Cambridge decided in 2022 to replace the carbon in the water treatment filters because of rising PFAS levels; when supply chain problems delayed the work, the city switched to Massachusetts Water Resources Authority water from the Quabbin Reservoir, which had non-detectable levels. The city started using MWRA water in late August 2022 and resumed using its own supply in November 2022 after installing new carbon in the two of the filters, completing the remaining four later.

Gallagher said it takes five tractor-trailer loads of carbon and about three weeks of work to replenish one filter.

Raising concerns

Cambridge resident Joseph Poirier brought attention Wednesday to the rising concentrations in an email to city councillors, which Cambridge Day has seen. Poirier pointed out that if proposed federal limits are adopted, Cambridge won’t comply with the the standard, assuming levels remain where they are. Poirier advocated a study of switching to the MWRA system, and to make the switch if its water is safer.

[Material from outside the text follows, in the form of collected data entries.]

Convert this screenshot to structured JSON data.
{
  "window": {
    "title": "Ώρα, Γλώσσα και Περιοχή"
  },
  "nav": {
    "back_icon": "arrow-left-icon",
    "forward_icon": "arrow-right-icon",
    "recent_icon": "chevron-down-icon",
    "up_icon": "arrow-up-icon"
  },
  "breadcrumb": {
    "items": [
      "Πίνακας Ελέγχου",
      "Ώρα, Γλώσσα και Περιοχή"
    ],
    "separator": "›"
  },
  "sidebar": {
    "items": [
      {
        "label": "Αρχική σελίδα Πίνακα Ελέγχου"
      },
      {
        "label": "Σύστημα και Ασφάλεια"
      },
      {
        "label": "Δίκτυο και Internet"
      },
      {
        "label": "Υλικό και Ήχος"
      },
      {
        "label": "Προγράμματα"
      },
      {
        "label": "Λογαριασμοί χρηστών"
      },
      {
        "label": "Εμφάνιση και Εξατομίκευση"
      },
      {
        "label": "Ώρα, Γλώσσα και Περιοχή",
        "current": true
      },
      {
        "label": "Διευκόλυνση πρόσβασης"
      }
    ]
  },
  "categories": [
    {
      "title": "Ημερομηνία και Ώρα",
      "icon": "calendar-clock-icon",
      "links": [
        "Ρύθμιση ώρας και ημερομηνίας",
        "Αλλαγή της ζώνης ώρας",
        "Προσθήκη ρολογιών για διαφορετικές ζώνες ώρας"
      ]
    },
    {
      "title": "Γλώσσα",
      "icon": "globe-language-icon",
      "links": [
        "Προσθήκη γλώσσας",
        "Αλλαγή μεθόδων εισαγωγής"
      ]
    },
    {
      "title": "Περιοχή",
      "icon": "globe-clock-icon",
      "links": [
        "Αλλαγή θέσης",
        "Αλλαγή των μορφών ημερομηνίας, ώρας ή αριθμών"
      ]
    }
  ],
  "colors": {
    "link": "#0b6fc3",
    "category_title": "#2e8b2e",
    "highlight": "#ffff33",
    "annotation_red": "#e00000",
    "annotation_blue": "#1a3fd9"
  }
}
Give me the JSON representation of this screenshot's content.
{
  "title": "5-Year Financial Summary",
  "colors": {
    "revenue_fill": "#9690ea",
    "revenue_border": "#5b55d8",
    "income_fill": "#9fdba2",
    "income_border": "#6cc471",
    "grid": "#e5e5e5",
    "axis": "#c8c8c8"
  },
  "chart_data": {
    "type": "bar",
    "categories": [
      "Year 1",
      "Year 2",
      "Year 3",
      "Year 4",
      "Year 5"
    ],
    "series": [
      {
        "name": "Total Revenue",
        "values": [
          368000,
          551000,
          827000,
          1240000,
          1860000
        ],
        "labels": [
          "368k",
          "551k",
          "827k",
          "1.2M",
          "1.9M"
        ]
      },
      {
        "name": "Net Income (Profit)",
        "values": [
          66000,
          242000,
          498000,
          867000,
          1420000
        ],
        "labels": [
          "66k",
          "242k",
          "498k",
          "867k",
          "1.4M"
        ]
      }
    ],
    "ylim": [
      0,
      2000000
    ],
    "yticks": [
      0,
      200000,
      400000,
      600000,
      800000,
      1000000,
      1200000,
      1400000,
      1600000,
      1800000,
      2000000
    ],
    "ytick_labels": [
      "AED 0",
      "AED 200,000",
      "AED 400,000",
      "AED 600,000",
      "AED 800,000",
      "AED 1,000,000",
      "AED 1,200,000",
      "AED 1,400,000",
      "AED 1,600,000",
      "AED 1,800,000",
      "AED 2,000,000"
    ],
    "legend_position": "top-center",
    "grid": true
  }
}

The regulatory picture for the chemicals is contradictory and uncertain. In 2016, the EPA recommended a drinking water limit of 70 parts per trillion for the sum of two types of the chemicals, and the state Department of Environmental Protection set a more stringent limit: an average of 20 parts per trillion for the sum of six types, including the two cited by the other agency. EPA went further in July 2022, saying it was considering limits of hundredths and thousands of one part per billion for the two chemical types, or essentially zero.

Those limits were just suggestions. On March 14 the agency formally proposed much higher limits for the two types of PFAS chemicals it had formerly singled out: 4 parts per trillion. Four other types would be subject to a “hazard index,” a formula that compares the level in a water system’s drinking water to the maximum amount the agency has determined won’t endanger health. Because of the formula, it wouldn’t be easy to figure out  whether the state maximum is still higher than the proposed limit in all cases.